Es lo que desean –lo digan o no– muchos hinchas de River: que su equipo no le
reste puntos a Tigre, su rival de hoy, uno de los que pelea el título con Boca. Una nueva
consagración enemiga les suena más humillante que el vergonzoso último puesto que ocupan en la
tabla. La fantasía es regalarse y escupirles el asadito. “¡Estos tipos son tan nabos que
hasta pueden llegar a ganar el partido equivocado!”, se angustian. Quizá se trate de un
acuerdo tácito, de un clamor silencioso. Tal vez, sin falsos pudores, improvisen versos explícitos,
como aquellos que cantaron sus odiados colegas durante el histórico Boca-Oriente Petrolero de 1991
en la Bombonera que dejó fuera de la Copa a River después de un muy pacífico 0-0: “¡Hay que
empatar, hay que empatar, porque si no van a cobrar!”.
De todos modos, los Millonarios están lejos de ser principiantes en estas cuestiones.

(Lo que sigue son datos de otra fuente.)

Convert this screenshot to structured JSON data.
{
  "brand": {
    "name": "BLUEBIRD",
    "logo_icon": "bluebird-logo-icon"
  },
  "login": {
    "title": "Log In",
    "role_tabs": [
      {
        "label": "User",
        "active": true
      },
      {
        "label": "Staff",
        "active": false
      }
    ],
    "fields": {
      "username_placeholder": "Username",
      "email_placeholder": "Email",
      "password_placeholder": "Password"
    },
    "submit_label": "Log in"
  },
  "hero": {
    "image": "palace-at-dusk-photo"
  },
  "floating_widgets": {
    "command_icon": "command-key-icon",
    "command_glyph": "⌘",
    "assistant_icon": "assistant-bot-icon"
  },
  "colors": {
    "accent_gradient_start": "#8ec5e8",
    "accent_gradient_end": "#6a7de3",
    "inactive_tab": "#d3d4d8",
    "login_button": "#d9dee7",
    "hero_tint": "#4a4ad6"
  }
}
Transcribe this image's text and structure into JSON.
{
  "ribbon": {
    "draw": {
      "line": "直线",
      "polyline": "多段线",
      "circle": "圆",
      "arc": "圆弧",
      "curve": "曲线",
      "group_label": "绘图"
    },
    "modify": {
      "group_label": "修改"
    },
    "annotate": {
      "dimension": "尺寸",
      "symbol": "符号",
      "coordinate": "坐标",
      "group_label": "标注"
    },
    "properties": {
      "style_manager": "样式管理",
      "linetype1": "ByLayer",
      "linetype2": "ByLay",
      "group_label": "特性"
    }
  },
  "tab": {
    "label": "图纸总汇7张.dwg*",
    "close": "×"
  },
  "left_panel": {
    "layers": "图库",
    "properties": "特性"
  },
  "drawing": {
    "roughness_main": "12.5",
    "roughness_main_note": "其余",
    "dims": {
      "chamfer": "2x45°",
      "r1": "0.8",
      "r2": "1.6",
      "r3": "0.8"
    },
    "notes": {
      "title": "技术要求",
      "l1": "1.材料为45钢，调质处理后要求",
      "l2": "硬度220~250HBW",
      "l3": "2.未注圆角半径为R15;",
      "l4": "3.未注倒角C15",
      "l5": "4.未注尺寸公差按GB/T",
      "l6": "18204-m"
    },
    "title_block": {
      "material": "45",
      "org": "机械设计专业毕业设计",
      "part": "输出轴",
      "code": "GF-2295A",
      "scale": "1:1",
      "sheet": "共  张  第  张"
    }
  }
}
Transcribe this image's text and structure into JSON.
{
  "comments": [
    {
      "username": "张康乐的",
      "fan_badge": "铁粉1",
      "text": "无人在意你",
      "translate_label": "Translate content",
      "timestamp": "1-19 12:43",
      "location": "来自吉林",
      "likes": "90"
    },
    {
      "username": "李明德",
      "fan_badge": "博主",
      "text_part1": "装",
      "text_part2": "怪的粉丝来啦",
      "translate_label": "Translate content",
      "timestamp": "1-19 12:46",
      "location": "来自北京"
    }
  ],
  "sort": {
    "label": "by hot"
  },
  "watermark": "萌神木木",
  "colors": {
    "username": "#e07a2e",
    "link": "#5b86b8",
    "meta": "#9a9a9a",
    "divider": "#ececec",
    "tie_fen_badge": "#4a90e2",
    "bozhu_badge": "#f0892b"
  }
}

Recordemos, si no, el impresentable 1-1 con Argentinos en el Apertura 1997 que dejó primero al
equipo de Ramón, un puntito por arriba del Boca de Veira. Las masas futboleras, omnipotentes,
guiadas por una visión conspirativa de la vida, proyectan en el otro vicios propios y descuentan
que “todo se arregla”. Muchos hinchas de San Lorenzo, por ejemplo, juran que su equipo
se cayó porque Tinelli no puso más plata y los jugadores “fueron para atrás”. Just
business.
Con un Boca también frustrado, River tendrá paz para pensar en caras nuevas. El bueno de
Rodríguez pone voluntad pero nunca estuvo. Habrá que meter mano, urgente. Lo hará el ochentoso
Gorosito, Gallego, Ramón, Cagna el cool, otro Labruna o cualquiera que conozca los laberínticos
pasillos del Monumental. La cosa está complicada en todos lados. Con Ischia en Boca, Llop en
Racing, Santoro en Independiente y Russo en San Lorenzo, la prensa debe hacer magia para mantener
el interés. ¡Cómo vamos a vender victorias, así! ¡Cómo llevar adelante nuestro sacerdocio con esos
grises actores de reparto! ¡Volvé con tu Armani negro, Cholito!
Dos veces al año, los jugadores se indignan. No permiten que se ponga en tela de juicio su
moral y recurren a una de las frases favoritas del medio: “Lo más sano del fútbol es el
jugador”. Puede ser. Lo que a mí me inquieta es esa extraña unanimidad en cuanto llegan los
partidos decisivos, justo cuando se multiplican los rumores de imaginarias valijas repartidas, aquí
y allá. ¡Santo Antonini Wilson, Batman!
“La incentivación no está mal –editorializan, aunque esté prohibida por las
reglas escritas–; si alguien quiere darnos algo extra por ganar, bienvenido sea.”
Traduzco: recibir dinero en negro de un tercero para redoblar sus esfuerzos y cumplir con lo que
debería ser su obligación –un compromiso contractual con el club y otro moral con el
público– está fenómeno. Ay. Prendan el horno que estamos todos, compatriotas.
El nuestro es un pueblo complejo, de verdad. Nos ufanamos de ser únicos. Cazamos las cosas al
vuelo; dominamos el doble sentido y los triples discursos; somos capos con “hambre de
gloria” que fumamos debajo del agua, salvamos princesas, leemos entrelíneas y caminamos en la
lluvia sin mojarnos. Gente muy especial.
Especial con jamón ibérico de bellota o de salame y queso; depende de cómo nos agarren.